By Adam Newman
Titanium occupies a rarified field in the world of cycling: it’s at once both old-fashioned and high-tech. Bikes built from the lightweight metal strike a classic silhouette and earn allocates for their unique ride quality. But it’s cutting edge as well, with modern methods of forming bringing about ever lighter and stiffer frames.
Lynskey has been on the forefront of titanium for more than three decades. The family-run contract business didn’t even make bicycles until one was built as a side project. Fast-forward a few decades and Lynskey‘s Chattanooga, Tennessee, factory is the largest builder of titanium bicycle frames in the US, both under their own label and for several other brands.
Titanium is, of course, an expensive material to work with, not only for the cost of raw tubing but for the additional time and tooling it takes to turn those tubes into bicycles. Bending, butting and shaping the tubing is all exponentially more difficult with titanium than steel, thus adding to the cost. (See how advanced it can get in our sister magazine, Dirt Rag.)
Lynskey’s latest bikes attempt to level that playing field. The Silver Series uses straight-gauge tubing, without any fancy bends or shaping, to keep costs down, but they are still "Made in Tennessee, Built To Go Fast.". The three road and two mountain bike models are just $1,299 for a frame. That’s less than many American-made steel frames.

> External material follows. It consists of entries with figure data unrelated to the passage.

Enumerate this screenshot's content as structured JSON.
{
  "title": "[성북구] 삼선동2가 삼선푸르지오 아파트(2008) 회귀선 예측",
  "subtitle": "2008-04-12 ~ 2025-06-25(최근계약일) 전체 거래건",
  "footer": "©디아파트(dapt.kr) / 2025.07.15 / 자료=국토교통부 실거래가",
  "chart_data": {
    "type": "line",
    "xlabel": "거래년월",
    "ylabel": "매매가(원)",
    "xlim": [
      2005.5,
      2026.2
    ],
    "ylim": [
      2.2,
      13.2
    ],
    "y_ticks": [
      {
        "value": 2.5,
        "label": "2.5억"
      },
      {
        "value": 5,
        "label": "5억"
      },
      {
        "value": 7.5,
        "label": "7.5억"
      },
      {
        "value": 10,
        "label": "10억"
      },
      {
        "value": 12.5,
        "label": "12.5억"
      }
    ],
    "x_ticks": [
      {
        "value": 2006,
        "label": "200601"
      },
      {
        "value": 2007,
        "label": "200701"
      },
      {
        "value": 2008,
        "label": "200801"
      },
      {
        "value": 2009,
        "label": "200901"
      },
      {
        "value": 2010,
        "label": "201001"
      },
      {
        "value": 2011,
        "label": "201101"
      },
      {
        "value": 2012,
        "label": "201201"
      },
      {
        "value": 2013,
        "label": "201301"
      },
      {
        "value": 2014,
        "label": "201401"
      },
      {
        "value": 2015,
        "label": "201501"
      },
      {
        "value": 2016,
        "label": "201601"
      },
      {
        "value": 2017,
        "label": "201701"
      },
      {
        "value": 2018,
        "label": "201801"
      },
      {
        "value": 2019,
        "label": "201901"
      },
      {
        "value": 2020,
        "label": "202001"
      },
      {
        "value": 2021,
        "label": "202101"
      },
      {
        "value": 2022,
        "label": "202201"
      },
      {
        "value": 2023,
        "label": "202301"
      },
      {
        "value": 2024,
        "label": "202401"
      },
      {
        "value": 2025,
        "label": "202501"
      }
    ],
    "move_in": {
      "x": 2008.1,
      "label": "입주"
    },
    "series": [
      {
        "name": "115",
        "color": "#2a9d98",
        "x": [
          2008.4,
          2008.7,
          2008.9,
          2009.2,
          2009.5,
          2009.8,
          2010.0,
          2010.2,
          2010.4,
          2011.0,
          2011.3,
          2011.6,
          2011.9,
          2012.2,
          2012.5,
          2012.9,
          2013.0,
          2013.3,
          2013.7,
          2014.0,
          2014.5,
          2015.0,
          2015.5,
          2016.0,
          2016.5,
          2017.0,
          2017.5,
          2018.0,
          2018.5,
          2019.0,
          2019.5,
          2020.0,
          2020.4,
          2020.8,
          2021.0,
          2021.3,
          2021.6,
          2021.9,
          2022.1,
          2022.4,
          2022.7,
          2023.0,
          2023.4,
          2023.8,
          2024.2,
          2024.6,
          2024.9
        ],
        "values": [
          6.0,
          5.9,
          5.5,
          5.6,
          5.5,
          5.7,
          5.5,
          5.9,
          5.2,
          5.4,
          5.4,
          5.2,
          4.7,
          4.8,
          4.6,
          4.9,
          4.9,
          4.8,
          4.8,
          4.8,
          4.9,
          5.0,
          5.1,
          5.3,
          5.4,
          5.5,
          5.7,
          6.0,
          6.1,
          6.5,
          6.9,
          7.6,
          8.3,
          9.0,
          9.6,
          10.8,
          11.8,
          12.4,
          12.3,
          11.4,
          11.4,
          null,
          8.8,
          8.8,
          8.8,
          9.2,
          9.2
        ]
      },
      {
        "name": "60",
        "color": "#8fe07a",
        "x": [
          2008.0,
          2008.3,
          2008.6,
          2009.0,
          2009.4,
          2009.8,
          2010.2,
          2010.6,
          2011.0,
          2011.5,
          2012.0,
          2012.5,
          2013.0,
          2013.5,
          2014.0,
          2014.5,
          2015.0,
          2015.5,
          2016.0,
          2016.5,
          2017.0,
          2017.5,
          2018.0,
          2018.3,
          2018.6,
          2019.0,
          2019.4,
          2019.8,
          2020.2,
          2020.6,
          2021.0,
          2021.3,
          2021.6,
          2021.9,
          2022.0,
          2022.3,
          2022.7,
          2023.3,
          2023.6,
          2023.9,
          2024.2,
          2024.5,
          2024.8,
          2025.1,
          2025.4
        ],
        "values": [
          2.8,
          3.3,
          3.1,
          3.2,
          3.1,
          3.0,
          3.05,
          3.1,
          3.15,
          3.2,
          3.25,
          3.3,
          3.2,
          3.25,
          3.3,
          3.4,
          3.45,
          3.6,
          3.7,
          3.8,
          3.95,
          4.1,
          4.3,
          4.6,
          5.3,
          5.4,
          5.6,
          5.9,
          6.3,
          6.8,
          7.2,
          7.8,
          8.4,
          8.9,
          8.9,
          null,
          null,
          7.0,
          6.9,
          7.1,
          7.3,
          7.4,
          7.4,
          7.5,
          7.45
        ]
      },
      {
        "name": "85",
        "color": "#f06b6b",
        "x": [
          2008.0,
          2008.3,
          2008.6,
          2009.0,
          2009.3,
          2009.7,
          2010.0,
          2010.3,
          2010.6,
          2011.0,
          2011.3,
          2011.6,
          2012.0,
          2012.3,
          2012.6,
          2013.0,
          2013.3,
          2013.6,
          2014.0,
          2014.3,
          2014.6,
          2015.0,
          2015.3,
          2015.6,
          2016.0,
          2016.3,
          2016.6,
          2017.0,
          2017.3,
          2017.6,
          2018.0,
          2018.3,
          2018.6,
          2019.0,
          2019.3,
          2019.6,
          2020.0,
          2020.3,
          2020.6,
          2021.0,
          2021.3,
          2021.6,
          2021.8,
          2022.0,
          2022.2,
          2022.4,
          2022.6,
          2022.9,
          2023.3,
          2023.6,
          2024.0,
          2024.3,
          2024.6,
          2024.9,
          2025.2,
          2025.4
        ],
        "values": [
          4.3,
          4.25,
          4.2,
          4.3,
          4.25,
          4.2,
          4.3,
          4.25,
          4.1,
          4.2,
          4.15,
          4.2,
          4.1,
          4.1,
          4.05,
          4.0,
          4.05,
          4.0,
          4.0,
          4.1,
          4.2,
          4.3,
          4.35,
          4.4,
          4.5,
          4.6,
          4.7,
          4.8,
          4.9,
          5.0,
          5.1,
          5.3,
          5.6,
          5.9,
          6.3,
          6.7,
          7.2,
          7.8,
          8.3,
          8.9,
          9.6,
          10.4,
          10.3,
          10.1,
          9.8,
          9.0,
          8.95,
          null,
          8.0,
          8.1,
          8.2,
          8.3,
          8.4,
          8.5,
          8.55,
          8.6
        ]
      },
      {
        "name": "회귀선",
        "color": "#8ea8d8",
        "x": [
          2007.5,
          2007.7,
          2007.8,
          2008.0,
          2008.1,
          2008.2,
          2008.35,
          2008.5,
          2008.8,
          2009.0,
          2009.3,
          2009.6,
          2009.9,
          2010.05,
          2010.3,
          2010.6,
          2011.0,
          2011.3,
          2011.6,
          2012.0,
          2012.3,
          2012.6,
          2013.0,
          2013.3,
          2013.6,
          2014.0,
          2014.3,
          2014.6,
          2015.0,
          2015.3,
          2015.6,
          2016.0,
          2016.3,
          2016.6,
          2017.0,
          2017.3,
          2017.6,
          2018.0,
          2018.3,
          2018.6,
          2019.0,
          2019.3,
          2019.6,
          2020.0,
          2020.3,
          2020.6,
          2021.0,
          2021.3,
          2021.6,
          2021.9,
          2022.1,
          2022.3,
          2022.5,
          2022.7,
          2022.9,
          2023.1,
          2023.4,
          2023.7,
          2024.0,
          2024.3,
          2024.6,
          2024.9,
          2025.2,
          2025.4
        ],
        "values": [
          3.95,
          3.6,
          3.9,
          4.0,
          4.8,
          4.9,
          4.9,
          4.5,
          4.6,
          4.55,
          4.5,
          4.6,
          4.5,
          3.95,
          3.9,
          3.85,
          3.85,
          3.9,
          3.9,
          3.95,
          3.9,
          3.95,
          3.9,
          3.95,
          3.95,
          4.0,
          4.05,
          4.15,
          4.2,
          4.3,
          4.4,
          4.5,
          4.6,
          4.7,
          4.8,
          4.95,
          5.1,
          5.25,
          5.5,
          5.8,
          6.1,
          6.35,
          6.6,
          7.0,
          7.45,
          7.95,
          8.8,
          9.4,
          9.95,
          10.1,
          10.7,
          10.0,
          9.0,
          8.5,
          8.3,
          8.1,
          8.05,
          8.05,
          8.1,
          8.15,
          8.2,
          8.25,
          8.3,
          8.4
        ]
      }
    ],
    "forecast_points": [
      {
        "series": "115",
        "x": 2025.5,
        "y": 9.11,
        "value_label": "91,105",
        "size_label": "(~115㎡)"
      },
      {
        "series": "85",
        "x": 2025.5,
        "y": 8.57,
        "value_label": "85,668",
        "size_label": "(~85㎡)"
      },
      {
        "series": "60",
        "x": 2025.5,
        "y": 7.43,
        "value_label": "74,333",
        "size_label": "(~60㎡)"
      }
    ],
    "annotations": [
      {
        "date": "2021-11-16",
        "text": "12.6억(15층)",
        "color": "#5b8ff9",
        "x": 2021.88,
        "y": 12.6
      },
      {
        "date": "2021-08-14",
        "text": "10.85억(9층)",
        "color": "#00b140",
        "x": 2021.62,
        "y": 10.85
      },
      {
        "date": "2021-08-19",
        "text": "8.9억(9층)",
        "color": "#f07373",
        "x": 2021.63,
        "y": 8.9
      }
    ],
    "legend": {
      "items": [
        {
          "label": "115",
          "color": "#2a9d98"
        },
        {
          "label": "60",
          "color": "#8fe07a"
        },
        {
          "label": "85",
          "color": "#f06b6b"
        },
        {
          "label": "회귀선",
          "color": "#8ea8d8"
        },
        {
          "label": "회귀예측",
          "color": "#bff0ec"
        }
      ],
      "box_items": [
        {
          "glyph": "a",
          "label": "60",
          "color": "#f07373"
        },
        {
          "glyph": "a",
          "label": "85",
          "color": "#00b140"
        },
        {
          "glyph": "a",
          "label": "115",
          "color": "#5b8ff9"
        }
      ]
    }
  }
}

The Viale is the commuter or light tour model that can handle a little of everything. The frame is built with a little extra room for larger tires (700x30c) and fenders, and even has rack mounts. The brakes are mid-reach calipers, and mount to a Bontrager Switchblade carbon fork out front. For $2,600 you get a Shimano 105 build kit with Shimano wheels, a compact crankset and an FSA cockpit.
Pictured here are a set of one-off, prototype titanium fenders and a rack that are not included, but Lynskey wanted us to give them a good thrashing to see if they work in the real world (so far so good). Want a set? Sorry, no word yet on if they’ll make it to production.
Anyway, the Viale has all the attributes I look for in a good workhorse bike. The geometry is relaxed enough for all-day rides or randonneuring and the larger tires and geometry make it far more versatile. If you want to jump into your weekly paceline ride, ditch the rack and don your lycra, it’s ready to go.
The ride quality reminds me of classic steel: not too stiff, not too soft. The frame feels a bit more lively than I expected as well—none of the muted vibe you get from chromoly but instead with a zing more like an aluminum frame.